カボチャの成長に刺激され

長く続いている趣味で、手放せないものがもう一つ。「園芸」というほど大げさなものではないが、鉢植えの貧弱な草花たちだ。

私は農家に生まれたが、子どもの頃に農作業を見た記憶があまりなかった。初めて野菜が大きくなる過程を意識したのは、結婚して海辺の町に住んだ時。平地は少ししかない地域で、野菜は買うのが当たり前だった。

その頃、旧国道のそばに、ある奥様がカボチャの種を蒔いていた。他県から来たサラリーマン家庭だったから、生活に困っているようには見えない。それなのにあまり雑草も生えない道路の端になぜカボチャを? 砂利で野菜が育つのだろうか、海が時化(しけ)たら潮風で枯れてしまわないかと私は気をもんだ。

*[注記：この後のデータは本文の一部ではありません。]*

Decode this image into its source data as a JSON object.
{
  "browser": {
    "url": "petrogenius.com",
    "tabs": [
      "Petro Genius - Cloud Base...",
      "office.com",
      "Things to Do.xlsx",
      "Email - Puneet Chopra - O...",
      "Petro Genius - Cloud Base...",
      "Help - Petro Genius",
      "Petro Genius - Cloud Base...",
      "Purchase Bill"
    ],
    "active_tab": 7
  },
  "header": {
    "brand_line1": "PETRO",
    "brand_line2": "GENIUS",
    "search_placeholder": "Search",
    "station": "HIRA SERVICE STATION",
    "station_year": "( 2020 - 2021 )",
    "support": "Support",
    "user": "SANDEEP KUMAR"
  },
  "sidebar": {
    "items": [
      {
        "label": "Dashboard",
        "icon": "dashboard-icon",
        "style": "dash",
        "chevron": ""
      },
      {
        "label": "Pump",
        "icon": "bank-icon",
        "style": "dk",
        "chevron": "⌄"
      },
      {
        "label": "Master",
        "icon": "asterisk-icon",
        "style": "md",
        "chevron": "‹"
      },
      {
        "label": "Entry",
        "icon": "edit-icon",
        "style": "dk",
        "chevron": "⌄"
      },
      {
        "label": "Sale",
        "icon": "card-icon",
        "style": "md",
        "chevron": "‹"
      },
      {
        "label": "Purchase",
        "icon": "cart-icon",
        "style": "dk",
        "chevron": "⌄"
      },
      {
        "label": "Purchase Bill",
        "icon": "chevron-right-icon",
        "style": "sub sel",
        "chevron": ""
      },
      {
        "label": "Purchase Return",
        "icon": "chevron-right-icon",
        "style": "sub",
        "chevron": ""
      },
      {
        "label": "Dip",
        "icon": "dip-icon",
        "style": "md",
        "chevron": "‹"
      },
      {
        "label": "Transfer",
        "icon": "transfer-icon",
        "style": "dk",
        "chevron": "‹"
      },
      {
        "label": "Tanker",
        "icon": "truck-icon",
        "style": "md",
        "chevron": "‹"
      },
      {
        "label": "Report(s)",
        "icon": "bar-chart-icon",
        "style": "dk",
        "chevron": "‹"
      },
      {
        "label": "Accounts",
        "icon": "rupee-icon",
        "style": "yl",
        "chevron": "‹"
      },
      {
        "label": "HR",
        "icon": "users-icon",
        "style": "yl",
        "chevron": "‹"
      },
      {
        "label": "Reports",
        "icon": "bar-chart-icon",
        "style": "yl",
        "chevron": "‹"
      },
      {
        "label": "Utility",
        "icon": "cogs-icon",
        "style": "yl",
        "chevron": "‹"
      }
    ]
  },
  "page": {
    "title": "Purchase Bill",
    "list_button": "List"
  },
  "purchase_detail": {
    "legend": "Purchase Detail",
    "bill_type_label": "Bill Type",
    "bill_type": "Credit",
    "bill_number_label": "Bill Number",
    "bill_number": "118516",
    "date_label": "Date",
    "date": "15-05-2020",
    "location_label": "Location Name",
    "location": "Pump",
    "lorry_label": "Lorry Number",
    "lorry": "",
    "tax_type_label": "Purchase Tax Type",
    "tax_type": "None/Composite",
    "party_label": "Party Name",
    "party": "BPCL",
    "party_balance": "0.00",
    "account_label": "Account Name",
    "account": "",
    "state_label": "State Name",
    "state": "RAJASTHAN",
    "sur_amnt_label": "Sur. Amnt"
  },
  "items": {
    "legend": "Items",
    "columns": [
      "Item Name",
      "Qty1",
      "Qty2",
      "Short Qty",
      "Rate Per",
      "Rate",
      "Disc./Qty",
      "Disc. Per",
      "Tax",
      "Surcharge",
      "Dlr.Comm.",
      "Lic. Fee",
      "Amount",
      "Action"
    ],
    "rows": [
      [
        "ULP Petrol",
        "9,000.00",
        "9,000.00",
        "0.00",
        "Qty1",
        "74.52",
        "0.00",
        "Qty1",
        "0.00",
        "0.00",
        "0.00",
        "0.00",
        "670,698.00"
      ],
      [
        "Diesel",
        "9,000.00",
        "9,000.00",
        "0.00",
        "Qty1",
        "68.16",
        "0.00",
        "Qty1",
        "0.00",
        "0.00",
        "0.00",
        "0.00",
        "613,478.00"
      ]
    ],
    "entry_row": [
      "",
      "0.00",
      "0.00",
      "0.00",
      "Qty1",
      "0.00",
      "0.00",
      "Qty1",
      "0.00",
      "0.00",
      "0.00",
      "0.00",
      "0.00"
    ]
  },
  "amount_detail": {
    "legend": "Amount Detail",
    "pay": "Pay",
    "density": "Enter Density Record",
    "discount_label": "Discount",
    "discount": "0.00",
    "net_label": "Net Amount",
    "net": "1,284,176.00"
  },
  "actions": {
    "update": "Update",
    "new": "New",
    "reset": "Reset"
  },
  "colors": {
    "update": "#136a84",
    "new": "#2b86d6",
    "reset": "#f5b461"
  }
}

だが、心配をよそにカボチャは芽を出し、花が咲き、実がなったのだ。成長を見届けて、それまで農業を遠ざけていた私の中に小さな変化が生まれた。何か植物を育ててみたいと。

その後子どもが生まれ、生活はてんてこ舞いになったが、植物を育てることに目覚めた頃に、夫の同僚からゴムの木と金のなる木をいただく。これらは枯れずにわが家に適応してくれた。

翌年、奥様会の園芸好きの方と親しくなると、株分けしてもらったり、鉢をいただいたりして、植木がみるみる増える。インテリア雑誌に出てくる家の仲間入りをしたかのようだ。

 

土や植物の生命力を目の当たりにする

数年後再び転勤となり、60鉢くらいに増えた草花を捨てるよう、夫に迫られる。しかし生きているものを見放すわけにはいかない、と私はがんばった。「おれよりも花のほうが大事にされている」と文句を言いながら、夫は軽トラックを用意し、枯れた草花のプランターの土までみんな積んでくれた。引っ越しを手伝ってくれた人たちは「今度行くところは農村だから、いくらでも土はもらえるよ」と半ばあきれ顔。

だが、土まで持ち込んだのは正解だった。次の任地の庭には前の住人が植えた草花が残っていて、鉢の草花を花壇に下ろすことはできなかったのである。私は新たにヒメスイレンを育てることにして花壇の土を鉢に入れ、水槽に沈めてみた。するとフワフワ浮き上がってしまう。この土地は火山灰土だったのである。持ってきた古い土と入れ替えると、今度は大丈夫。おかげで重い土と軽い土があることも知った。